A short, energetic man with a permanent twinkle in his eye and a healthy Gujarati love for papads, Gandhi gives every conversation his full attention. An alumnus of IIT Bombay, Gandhi set up and ran a successful plastics packaging business for over 20 years, winding it up in 2003 to dive headlong into "something socially relevant". His first RTI application revealed the extent to which cops were transferred on "request" in violation of a Maharashtra Act expressly prohibiting this, and shook the state government and police force. Inspired by the potential of Maharashtra's RTI Act, he joined the campaign for a national law.

In September 2008, Gandhi was appointed to the central information commission in a manner he describes as "entirely illogical, completely arbitrary...like a lottery." Since his appointment, Gandhi has heard over 20,000 cases and passed important orders including on the release of the Gadgil committee's report on environmental damage to the Western Ghats. In his last week at the office, Gandhi ruled that cabinet notes relating to new legislation must be made public within seven days of the Bill being tabled in Parliament.

Among the accomplishments Gandhi is most proud of is that his is the first paperless government office in India, and of the speed at which he has worked, hearing over 20,000 cases in his tenure, over 25 a day. However high rates of pendency dog the central and state information commissions: 18,000 cases at the centre, 24,000 in Maharashtra and 35,000 in Uttar Pradesh. "If this pendency keeps rising, we're going to reach a point very soon where it takes three to five years to hear a case, and citizens' attitude to the RTI will become similar to what it is to the judiciary: hopeless," says Gandhi. This is one of the issues he intends to work on following his retirement.

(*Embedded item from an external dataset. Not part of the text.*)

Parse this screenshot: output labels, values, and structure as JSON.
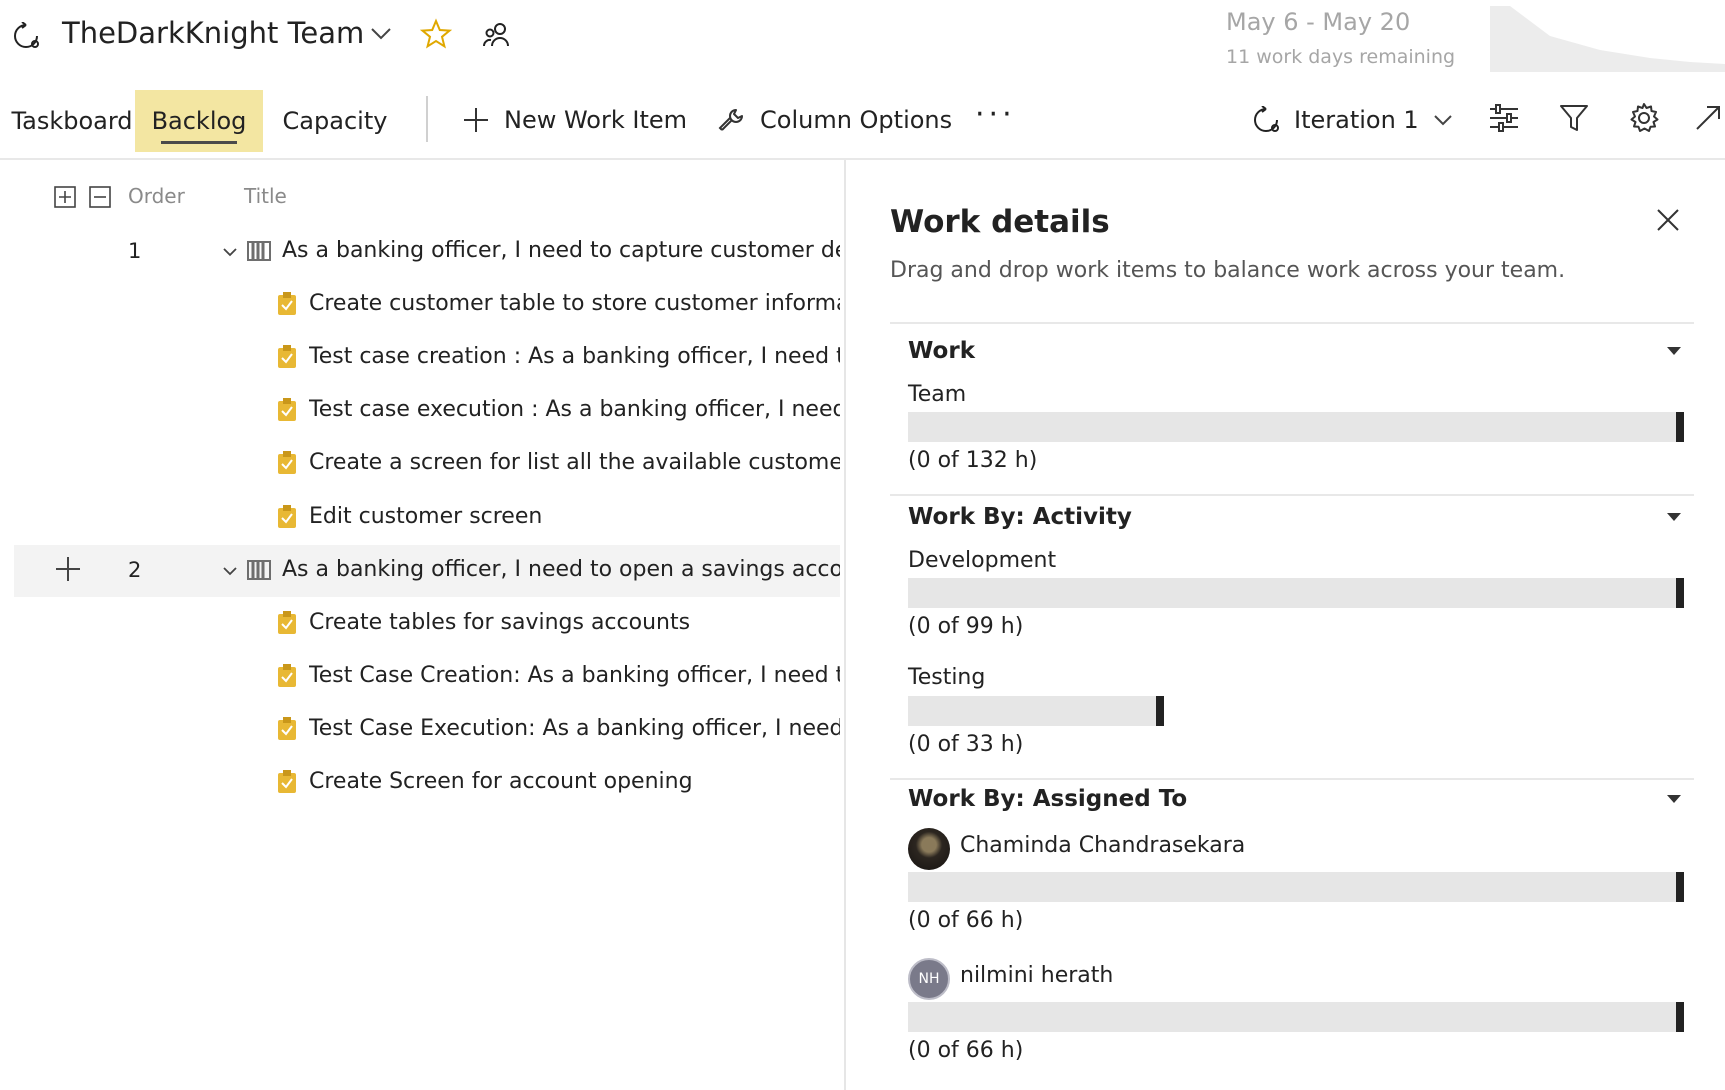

Gandhi and his wife, Bharti ("the last three letters of her name spell RTI," Gandhi likes to say), plan to spend the next two months with their daughter, son-in-law and infant grandson in the US, after which, he says, he will be back to work full-time on the RTI and governance. "I'm quite sure I'm soon going to be standing before this same commission as an RTI appellant," he says with a chuckle.

Gandhi says he feels lucky to have met thousands of determined RTI users, notable among them Harish Kumar, a small-scale plastics dealer and RTI activist who was injured in the Delhi High Court blast last year. "I met him in the hospital after he'd had to have his leg amputated and he was amazingly positive. He's come before me several times after that, now with a prosthetic leg. His case was the first one I heard as information commissioner and he says he's disappointed he couldn't be my last case either," says Gandhi.